Open up your pantry and you’re likely to find several wheat products. Indeed, your morning toast or cereal may rely upon this common grain. Its popularity as a food and crop makes wheat widely studied. To get large and accurate data about wheat fields worldwide, plant scientists use image detection of "wheat heads"—spikes atop the plant containing grain. These images are used to estimate the density and size of wheat heads in different varieties. Farmers can use the data to assess health and maturity when making management decisions in their fields.
However, accurate wheat head detection in outdoor field images can be visually challenging. There is often overlap of dense wheat plants, and the wind can blur the photographs. Both make it difficult to identify single heads. Additionally, appearances vary due to maturity, color, genotype, and head orientation. Finally, because wheat is grown worldwide, different varieties, planting densities, patterns, and field conditions must be considered. Models developed for wheat phenotyping need to generalize between different growing environments. Current detection methods involve one- and two-stage detectors (Yolo-V3 and Faster-RCNN), but even when trained with a large dataset, a bias to the training region remains.
The Global Wheat Head Dataset is led by nine research institutes from seven countries: the University of Tokyo, Institut national de recherche pour l’agriculture, l’alimentation et l’environnement, Arvalis, ETHZ, University of Saskatchewan, University of Queensland, Nanjing Agricultural University, and Rothamsted Research. These institutions are joined by many in their pursuit of accurate wheat head detection, including the Global Institute for Food Security, DigitAg, Kubota, and Hiphen.
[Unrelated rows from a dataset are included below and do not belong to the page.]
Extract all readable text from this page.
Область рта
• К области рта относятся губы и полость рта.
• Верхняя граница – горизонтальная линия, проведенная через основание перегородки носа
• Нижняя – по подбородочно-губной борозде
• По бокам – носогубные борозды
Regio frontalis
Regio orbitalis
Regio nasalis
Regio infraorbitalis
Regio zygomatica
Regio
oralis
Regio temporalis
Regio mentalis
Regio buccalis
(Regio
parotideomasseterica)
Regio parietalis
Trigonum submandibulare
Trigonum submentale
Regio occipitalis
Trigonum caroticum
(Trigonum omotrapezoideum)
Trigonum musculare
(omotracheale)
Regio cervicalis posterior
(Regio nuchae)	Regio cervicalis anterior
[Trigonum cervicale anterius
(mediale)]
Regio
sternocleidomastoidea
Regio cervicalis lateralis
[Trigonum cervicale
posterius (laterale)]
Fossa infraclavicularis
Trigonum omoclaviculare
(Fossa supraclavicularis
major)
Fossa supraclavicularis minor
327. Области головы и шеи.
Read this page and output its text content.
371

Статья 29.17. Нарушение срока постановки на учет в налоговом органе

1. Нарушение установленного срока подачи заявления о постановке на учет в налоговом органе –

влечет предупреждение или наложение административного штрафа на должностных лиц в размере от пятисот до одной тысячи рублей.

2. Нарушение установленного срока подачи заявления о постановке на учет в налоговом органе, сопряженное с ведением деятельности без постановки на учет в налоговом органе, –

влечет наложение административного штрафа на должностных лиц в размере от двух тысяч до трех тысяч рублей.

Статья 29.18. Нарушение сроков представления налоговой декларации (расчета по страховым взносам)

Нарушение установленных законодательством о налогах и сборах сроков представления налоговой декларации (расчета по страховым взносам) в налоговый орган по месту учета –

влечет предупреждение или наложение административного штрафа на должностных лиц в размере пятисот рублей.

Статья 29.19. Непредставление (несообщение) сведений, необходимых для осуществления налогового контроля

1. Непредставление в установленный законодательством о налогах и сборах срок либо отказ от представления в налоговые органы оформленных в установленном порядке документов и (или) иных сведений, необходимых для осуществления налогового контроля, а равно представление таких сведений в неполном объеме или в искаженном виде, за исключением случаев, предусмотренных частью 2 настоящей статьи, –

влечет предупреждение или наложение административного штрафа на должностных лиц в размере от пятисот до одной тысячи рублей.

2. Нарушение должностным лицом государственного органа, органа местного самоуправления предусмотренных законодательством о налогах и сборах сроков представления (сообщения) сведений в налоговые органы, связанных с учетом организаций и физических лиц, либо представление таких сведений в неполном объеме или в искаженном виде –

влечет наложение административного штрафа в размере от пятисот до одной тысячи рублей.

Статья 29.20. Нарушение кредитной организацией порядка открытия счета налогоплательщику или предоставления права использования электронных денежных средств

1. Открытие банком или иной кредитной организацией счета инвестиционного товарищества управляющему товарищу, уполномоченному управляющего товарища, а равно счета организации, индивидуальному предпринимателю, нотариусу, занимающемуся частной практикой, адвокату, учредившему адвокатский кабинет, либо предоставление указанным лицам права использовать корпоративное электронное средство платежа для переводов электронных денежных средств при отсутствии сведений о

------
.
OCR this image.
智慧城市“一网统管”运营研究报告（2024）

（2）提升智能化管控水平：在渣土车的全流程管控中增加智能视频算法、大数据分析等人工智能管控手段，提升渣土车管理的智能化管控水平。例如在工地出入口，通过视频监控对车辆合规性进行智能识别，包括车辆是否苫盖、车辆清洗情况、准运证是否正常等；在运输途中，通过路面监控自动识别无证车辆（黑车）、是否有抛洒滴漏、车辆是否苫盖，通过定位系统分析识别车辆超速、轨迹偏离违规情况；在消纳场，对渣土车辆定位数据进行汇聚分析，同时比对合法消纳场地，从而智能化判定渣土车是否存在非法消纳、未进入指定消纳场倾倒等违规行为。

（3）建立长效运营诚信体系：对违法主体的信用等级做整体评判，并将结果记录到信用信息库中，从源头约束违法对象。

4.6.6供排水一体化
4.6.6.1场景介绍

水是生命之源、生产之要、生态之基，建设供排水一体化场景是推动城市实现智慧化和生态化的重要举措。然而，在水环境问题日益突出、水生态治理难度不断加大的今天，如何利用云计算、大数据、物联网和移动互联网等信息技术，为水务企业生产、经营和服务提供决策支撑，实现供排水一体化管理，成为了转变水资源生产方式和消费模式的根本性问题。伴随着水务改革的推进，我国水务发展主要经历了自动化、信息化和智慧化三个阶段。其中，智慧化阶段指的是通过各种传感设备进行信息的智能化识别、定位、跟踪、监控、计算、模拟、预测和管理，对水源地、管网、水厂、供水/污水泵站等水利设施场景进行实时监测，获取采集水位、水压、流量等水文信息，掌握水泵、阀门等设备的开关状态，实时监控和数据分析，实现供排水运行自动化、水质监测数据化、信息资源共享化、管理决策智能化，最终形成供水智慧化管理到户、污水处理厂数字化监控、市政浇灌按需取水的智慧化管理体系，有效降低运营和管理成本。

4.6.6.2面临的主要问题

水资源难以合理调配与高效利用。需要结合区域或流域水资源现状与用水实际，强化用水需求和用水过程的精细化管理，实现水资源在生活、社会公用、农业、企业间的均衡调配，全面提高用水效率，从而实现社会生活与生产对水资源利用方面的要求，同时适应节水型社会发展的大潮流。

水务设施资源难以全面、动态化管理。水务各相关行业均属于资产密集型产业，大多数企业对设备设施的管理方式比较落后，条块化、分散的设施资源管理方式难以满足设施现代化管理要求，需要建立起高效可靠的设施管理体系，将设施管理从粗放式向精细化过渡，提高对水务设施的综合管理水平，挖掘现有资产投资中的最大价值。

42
In this competition, you’ll detect wheat heads from outdoor images of wheat plants, including wheat datasets from around the globe. Using worldwide data, you will focus on a generalized solution to estimate the number and size of wheat heads. To better gauge the performance for unseen genotypes, environments, and observational conditions, the training dataset covers multiple regions. You will use more than 3,000 images from Europe (France, UK, Switzerland) and North America (Canada). The test data includes about 1,000 images from Australia, Japan, and China.
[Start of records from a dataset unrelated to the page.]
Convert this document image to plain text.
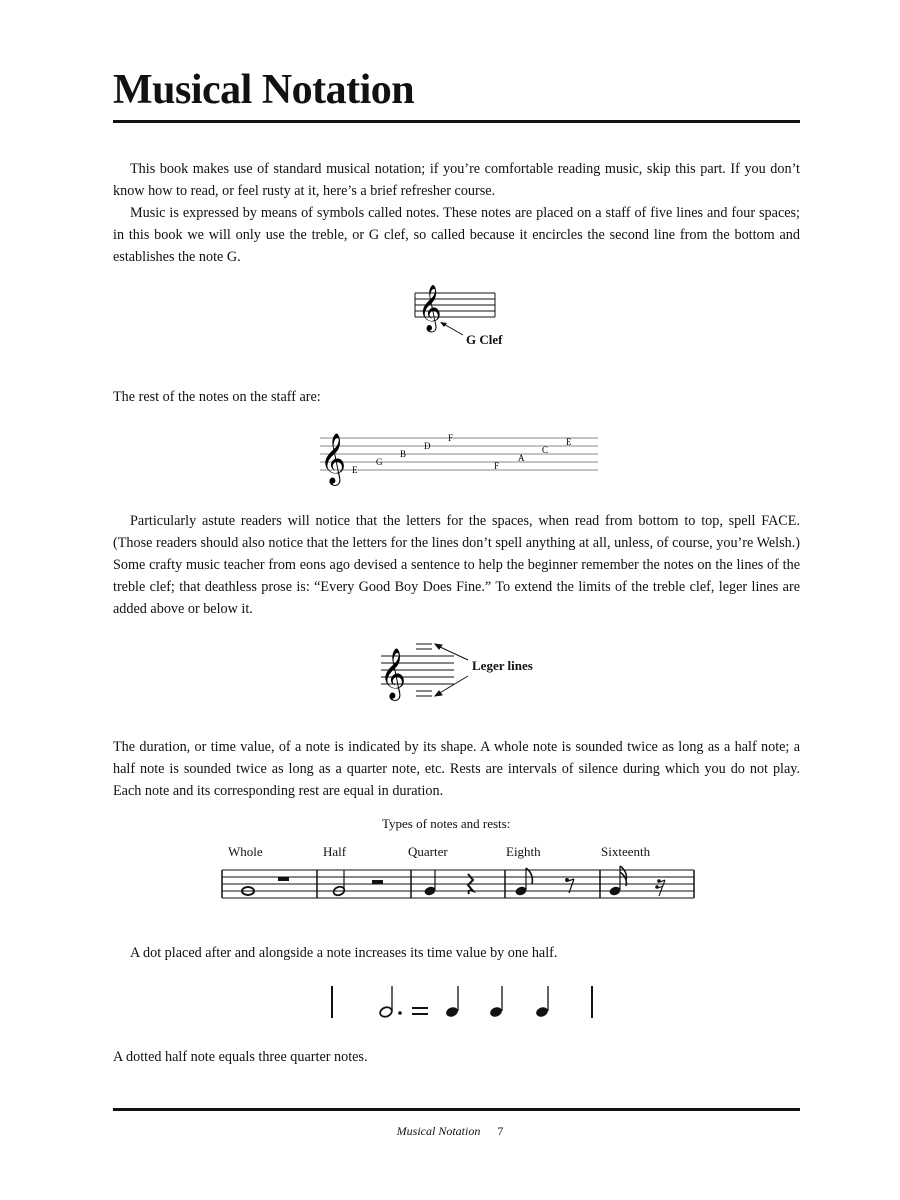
Musical Notation

This book makes use of standard musical notation; if you’re comfortable reading music, skip this part. If you don’t know how to read, or feel rusty at it, here’s a brief refresher course.

Music is expressed by means of symbols called notes. These notes are placed on a staff of five lines and four spaces; in this book we will only use the treble, or G clef, so called because it encircles the second line from the bottom and establishes the note G.

𝄞
G Clef

The rest of the notes on the staff are:

𝄞 E
G
B
D
F
F
A
C
E

Particularly astute readers will notice that the letters for the spaces, when read from bottom to top, spell FACE. (Those readers should also notice that the letters for the lines don’t spell anything at all, unless, of course, you’re Welsh.) Some crafty music teacher from eons ago devised a sentence to help the beginner remember the notes on the lines of the treble clef; that deathless prose is: “Every Good Boy Does Fine.” To extend the limits of the treble clef, leger lines are added above or below it.

𝄞	Leger lines

The duration, or time value, of a note is indicated by its shape. A whole note is sounded twice as long as a half note; a half note is sounded twice as long as a quarter note, etc. Rests are intervals of silence during which you do not play. Each note and its corresponding rest are equal in duration.

Types of notes and rests:
Whole	Half	Quarter	Eighth	Sixteenth

A dot placed after and alongside a note increases its time value by one half.

A dotted half note equals three quarter notes.

Musical Notation 7
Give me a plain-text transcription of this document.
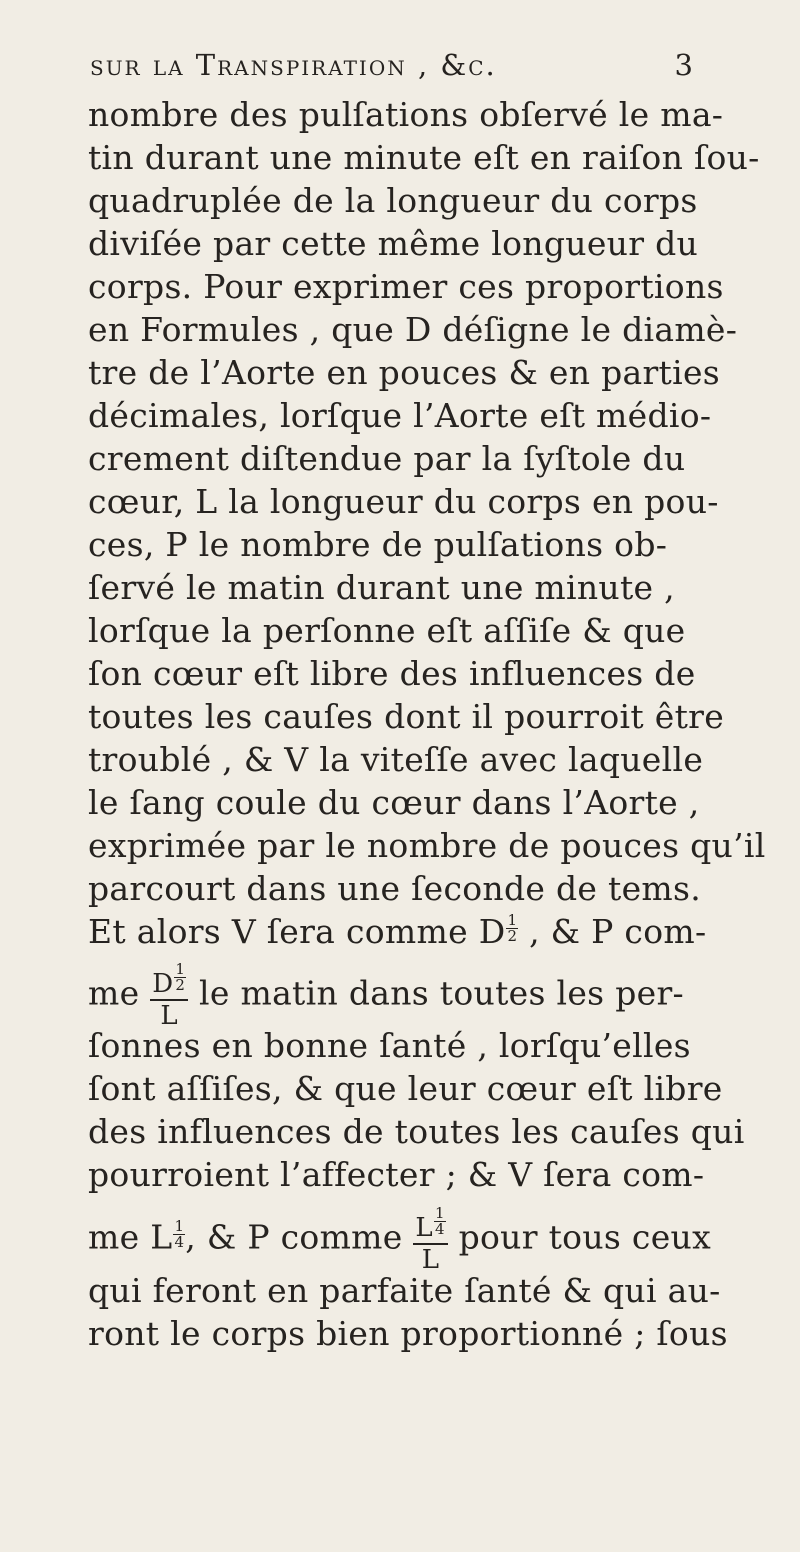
sur la Transpiration , &c.	3
nombre des pulſations obſervé le ma-
tin durant une minute eſt en raiſon ſou-
quadruplée de la longueur du corps
diviſée par cette même longueur du
corps. Pour exprimer ces proportions
en Formules , que D déſigne le diamè-
tre de l’Aorte en pouces & en parties
décimales, lorſque l’Aorte eſt médio-
crement diſtendue par la ſyſtole du
cœur, L la longueur du corps en pou-
ces, P le nombre de pulſations ob-
ſervé le matin durant une minute ,
lorſque la perſonne eſt aſſiſe & que
ſon cœur eſt libre des influences de
toutes les cauſes dont il pourroit être
troublé , & V la viteſſe avec laquelle
le ſang coule du cœur dans l’Aorte ,
exprimée par le nombre de pouces qu’il
parcourt dans une ſeconde de tems.
Et alors V ſera comme D $\frac{1}{2}$ , & P com-
me $\frac{D \frac{1}{2}}{L}$ le matin dans toutes les per-
ſonnes en bonne ſanté , lorſqu’elles
ſont aſſiſes, & que leur cœur eſt libre
des influences de toutes les cauſes qui
pourroient l’affecter ; & V ſera com-
me L $\frac{1}{4}$ , & P comme $\frac{L \frac{1}{4}}{L}$ pour tous ceux
qui feront en parfaite ſanté & qui au-
ront le corps bien proportionné ; ſous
Wheat is a staple across the globe, which is why this competition must account for different growing conditions. Models developed for wheat phenotyping need to be able to generalize between environments. If successful, researchers can accurately estimate the density and size of wheat heads in different varieties. With improved detection farmers can better assess their crops, ultimately bringing cereal, toast, and other favorite dishes to your table.
More details on the data acquisition and processes are available at https://arxiv.org/abs/2005.02162
Data Format: The data is images of wheat fields, with bounding boxes for each identified wheat head. Not all images include wheat heads / bounding boxes. The images were recorded in many locations around the world.
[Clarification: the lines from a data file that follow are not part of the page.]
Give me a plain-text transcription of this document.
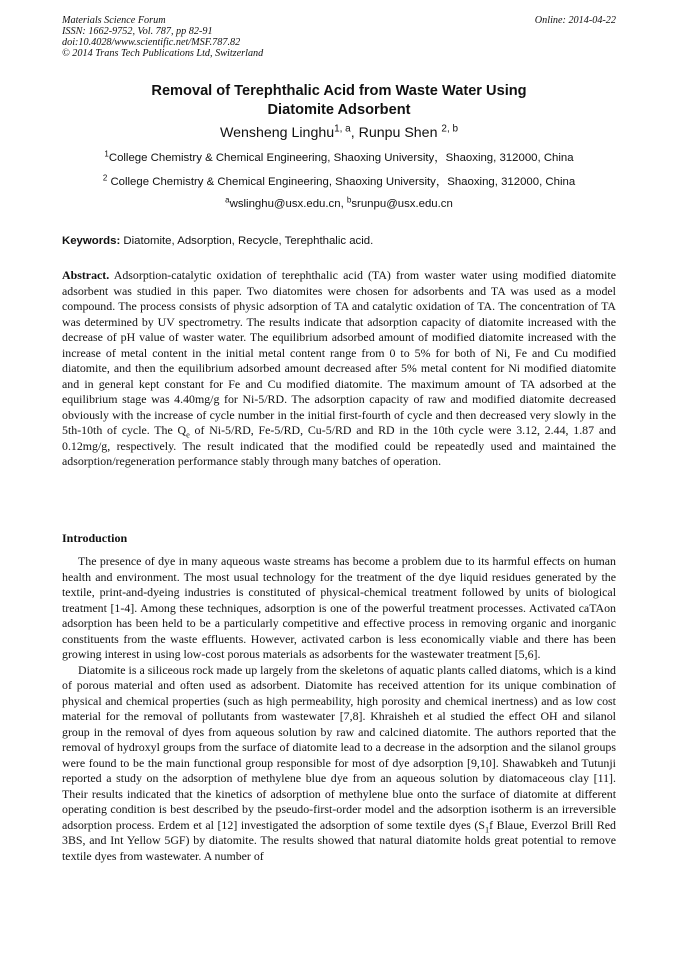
Materials Science Forum
ISSN: 1662-9752, Vol. 787, pp 82-91
doi:10.4028/www.scientific.net/MSF.787.82
© 2014 Trans Tech Publications Ltd, Switzerland
Online: 2014-04-22
Removal of Terephthalic Acid from Waste Water Using
Diatomite Adsorbent
Wensheng Linghu$^{1, a}$, Runpu Shen $^{2, b}$
$^1$College Chemistry & Chemical Engineering, Shaoxing University，Shaoxing, 312000, China
$^2$ College Chemistry & Chemical Engineering, Shaoxing University，Shaoxing, 312000, China
$^a$wslinghu@usx.edu.cn, $^b$srunpu@usx.edu.cn
Keywords: Diatomite, Adsorption, Recycle, Terephthalic acid.

Abstract. Adsorption-catalytic oxidation of terephthalic acid (TA) from waster water using modified diatomite adsorbent was studied in this paper. Two diatomites were chosen for adsorbents and TA was used as a model compound. The process consists of physic adsorption of TA and catalytic oxidation of TA. The concentration of TA was determined by UV spectrometry. The results indicate that adsorption capacity of diatomite increased with the decrease of pH value of waster water. The equilibrium adsorbed amount of modified diatomite increased with the increase of metal content in the initial metal content range from 0 to 5% for both of Ni, Fe and Cu modified diatomite, and then the equilibrium adsorbed amount decreased after 5% metal content for Ni modified diatomite and in general kept constant for Fe and Cu modified diatomite. The maximum amount of TA adsorbed at the equilibrium stage was 4.40mg/g for Ni-5/RD. The adsorption capacity of raw and modified diatomite decreased obviously with the increase of cycle number in the initial first-fourth of cycle and then decreased very slowly in the 5th-10th of cycle. The $Q_e$ of Ni-5/RD, Fe-5/RD, Cu-5/RD and RD in the 10th cycle were 3.12, 2.44, 1.87 and 0.12mg/g, respectively. The result indicated that the modified could be repeatedly used and maintained the adsorption/regeneration performance stably through many batches of operation.

Introduction

The presence of dye in many aqueous waste streams has become a problem due to its harmful effects on human health and environment. The most usual technology for the treatment of the dye liquid residues generated by the textile, print-and-dyeing industries is constituted of physical-chemical treatment followed by units of biological treatment [1-4]. Among these techniques, adsorption is one of the powerful treatment processes. Activated caTAon adsorption has been held to be a particularly competitive and effective process in removing organic and inorganic constituents from the waste effluents. However, activated carbon is less economically viable and there has been growing interest in using low-cost porous materials as adsorbents for the wastewater treatment [5,6].

Diatomite is a siliceous rock made up largely from the skeletons of aquatic plants called diatoms, which is a kind of porous material and often used as adsorbent. Diatomite has received attention for its unique combination of physical and chemical properties (such as high permeability, high porosity and chemical inertness) and as low cost material for the removal of pollutants from wastewater [7,8]. Khraisheh et al studied the effect OH and silanol group in the removal of dyes from aqueous solution by raw and calcined diatomite. The authors reported that the removal of hydroxyl groups from the surface of diatomite lead to a decrease in the adsorption and the silanol groups were found to be the main functional group responsible for most of dye adsorption [9,10]. Shawabkeh and Tutunji reported a study on the adsorption of methylene blue dye from an aqueous solution by diatomaceous clay [11]. Their results indicated that the kinetics of adsorption of methylene blue onto the surface of diatomite at different operating condition is best described by the pseudo-first-order model and the adsorption isotherm is an irreversible adsorption process. Erdem et al [12] investigated the adsorption of some textile dyes ($S_1f$ Blaue, Everzol Brill Red 3BS, and Int Yellow 5GF) by diatomite. The results showed that natural diatomite holds great potential to remove textile dyes from wastewater. A number of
The CSV data is simple - the image ID matches up with the filename of a given image, and the width and height of the image are included, along with a bounding box. There is a row in train.csv for each bounding box. Not all images have bounding boxes.
Goal: The goal is to predict bounding boxes around each wheat head in images that have them. If there are no wheat heads, you must predict no bounding boxes.
File Structure:
- train.csv - the training data
- sample_submission.csv - a sample submission file in the correct format
- train.zip - training images
- test.zip - test images
Fields in csv:
- image_id - the unique image ID
- width, height - the width and height of the images
- bbox - a bounding box, formatted as a Python-style list of [xmin, ymin, width, height].
We have performed various tasks to observe the patterns in images. decriminate some images which are not useful. Images with more number of detection, images with law brightness, imgaes without bboxes. We have also tries some augmentation technique here you can check in Global_Wheat_Detction_EDA notebook.
We have trained yolov3 tiny, yolov3, yolov4 and tensorflow api object detection on this dataset. Check Training folder for Tensorflow_object_detection_api and YOLOV4 training. Both training is perfomed with google colab.
Tensorflow object detection API with InceptionV2 perform well and gave public score 0.5272.
YOLOV4 generated public score 0.4962.